Ironically, Roberto Salas, the only artist in the show whose work feels genuinely positive and upbeat, is embroiled in controversy. The specifications and scale drawing of his blue concrete “Victory Palm,” recommended by the Port District’s Public Art Advisory Committee for a Harbor Island site, show the piece to be both elegant and playful. However, the proposed arching palm, which will also function as a fountain, has been criticized by the public as objectionable on a variety of counts. All are easily dispelled by the plans and drawing on display here. The “Victory Palm” is a monument made for Southern California, a pseudo-organic obelisk perfectly suited to our city and our times.

The exhibition continues through July 12.

Ralph Diluzio’s “Cafe Portraits,” at the Metro Gallery (3746 6th Ave.) through July 25, are compelling contemporary portraits of isolation and loneliness. The images also possess the aura of a bygone era, suggested by their dusty, muted tones, broad, Manet-like brush strokes and the subjects’ plain apparel and hats. Diluzio’s slightly nostalgic attitude combines with the figures’ pensive, melancholy air to create a strong sense of atmosphere and place.

Most of the paintings, as well as the few woodcuts on display, frame a single figure seated before a small table, tilted up in the style of Cezanne to reveal its contents. The figures, their faces downturned or gazing absently into the middle distance, seem fixed in the cafe environment, immersed in pure thought or perhaps uninterrupted sorrow. None engage themselves with the material accouterments of the scene, and the titles of the works reinforce this attitude of withdrawal and restraint: “Eric Without Cigarettes,” “Richard With Fruit not Eating,” and “Self-Portrait not Drinking.”

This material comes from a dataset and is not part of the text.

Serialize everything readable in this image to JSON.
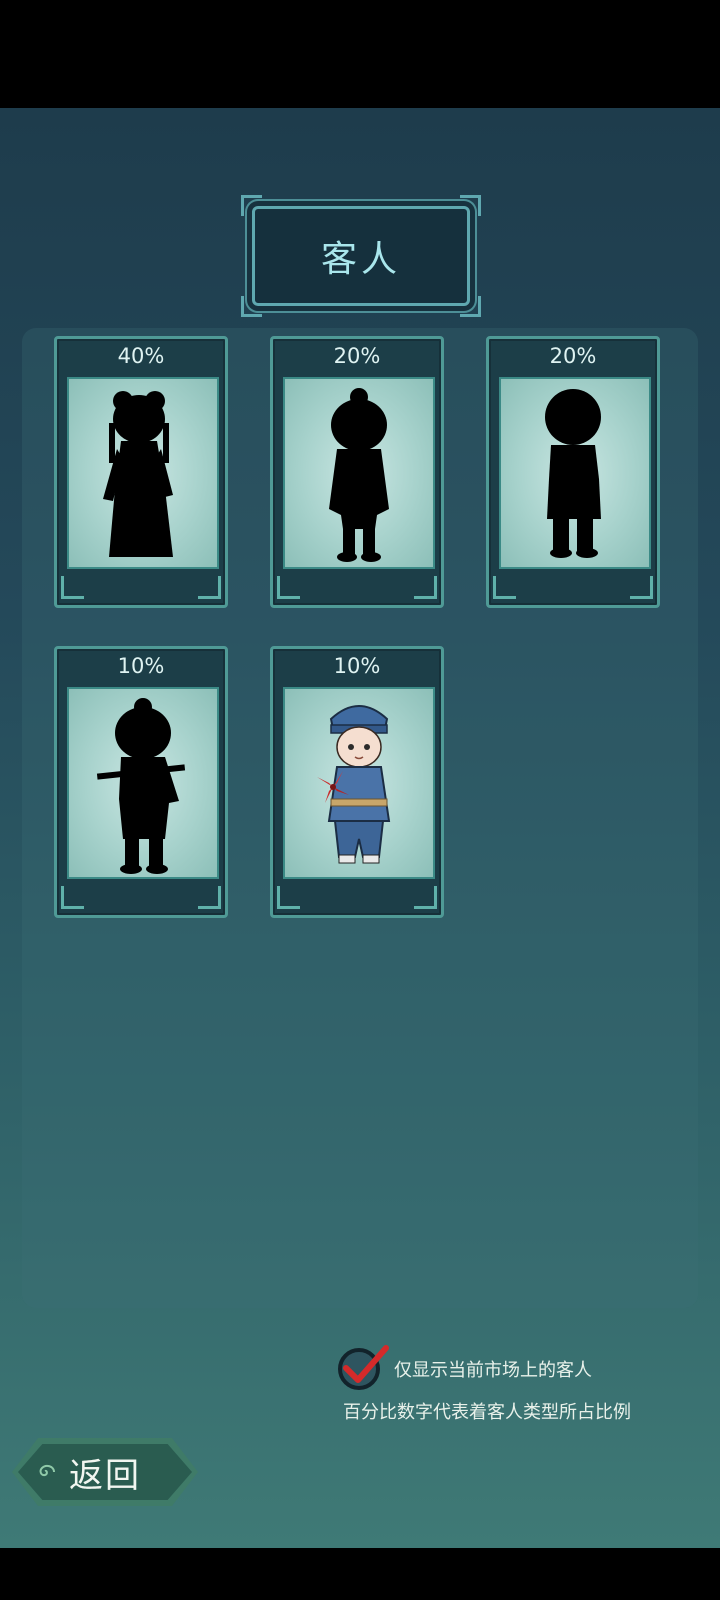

Though Diluzio varies his format little throughout the series, he avoids redundancy by concentrating on particularities of the human psyche, as manifested in facial expressions and physical gesture. Even his acute perception, however, can’t enhance two paintings of a human-sized coffee cup and saltshaker, but it reaches poetic heights in “Two Dark Men,” a painting deviating from the frontal, single-figure format. The two men sit at a lunch counter that juts forward like a golden beam from the picture’s depths. Seen from a slightly elevated perspective, this streak unites the two figures in space, but they remain in separate realities, experiencing the same impenetrable solitude--whether in company or alone--that Edward Hopper depicted with such aching poignancy. Diluzio, as well, demonstrates a mastery at visualizing silence, resignation and defeat.